NP algorithms gained a great deal of exposure when a rather simple NP variant NONP appeared in NONMEM 6 in 2007. NONP fixed the support points at the EBE posthoc values of a prior parametric run, and that parametric run was also used to import covariate fixed effect and residual error model parameters. The initial NONP version was usually quite fast due to its limited grid size, but suffered to some extent from that limited grid and shrinkage effects in the sparse data case. Later work in Karlsson's laboratory at Uppsala to some extent resolved the NONP grid problem by augmenting the starting grid with several strategies [4]. These modifications have now made their way into PsN and hence are readily available to the community at large. The Karlsson laboratory also did some pioneering work on bootstrap and SSE estimation of standard errors, which appear to be the only viable approaches for the NP case [5].

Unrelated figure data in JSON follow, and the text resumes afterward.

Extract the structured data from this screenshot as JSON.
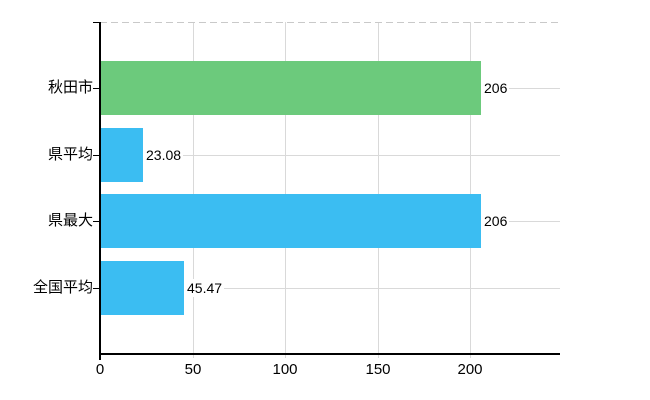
{
  "chart_data": {
    "type": "bar",
    "orientation": "horizontal",
    "title": "",
    "categories": [
      "秋田市",
      "県平均",
      "県最大",
      "全国平均"
    ],
    "values": [
      206,
      23.08,
      206,
      45.47
    ],
    "value_labels": [
      "206",
      "23.08",
      "206",
      "45.47"
    ],
    "bar_colors": [
      "#6cca7c",
      "#3bbdf2",
      "#3bbdf2",
      "#3bbdf2"
    ],
    "x_tick_values": [
      0,
      50,
      100,
      150,
      200
    ],
    "x_tick_labels": [
      "0",
      "50",
      "100",
      "150",
      "200"
    ],
    "xlim": [
      0,
      248.6
    ],
    "grid": "on",
    "legend": "none",
    "colors": {
      "grid": "#d9d9d9",
      "dashed_boundary": "#c9c9c9",
      "axis": "#000000",
      "text": "#000000",
      "background": "#ffffff"
    }
  }
}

NP methods are still an active area of research with an increasing user base and there are now a variety of quite effective methods available to the PK/PD population community. There are still limitations and some performance issues, but these are gradually being overcome. We expect this trend to continue in the future and NP methods to take a more visible and effective role in the armamentarium of population methods.

**References:**

[1] A. Mallet. A maximum likelihood estimation method for random coefficient regression models. Biometrika, 73(3):645–656, 1986.

[2] A. Schumitzky. Nonparametric EM algorithms for estimating prior distributions. Applied Mathematics and Computation, 45(2, part II):143–157, 1991.

[3] R. Leary et al. An adaptive grid non-parametric approach to pharmacokinetic and pharmacodynamic population modeling. Proceedings 14th IEEE Symposium on Computer- Based Medical Systems. 26-27 July 2001.

[4] R. Savic et al. Evaluation of an extended grid method for estimation using nonparametric distributions. AAPS J. 11(3):615-27, 2009.

[5] P. Baverel et al. Two bootstrapping routines for obtaining imprecision estimates for nonparametric parameter distributions in nonlinear mixed effects models. J Pharmacokinet Pharmacodyn. 38(1):63-82, 2011.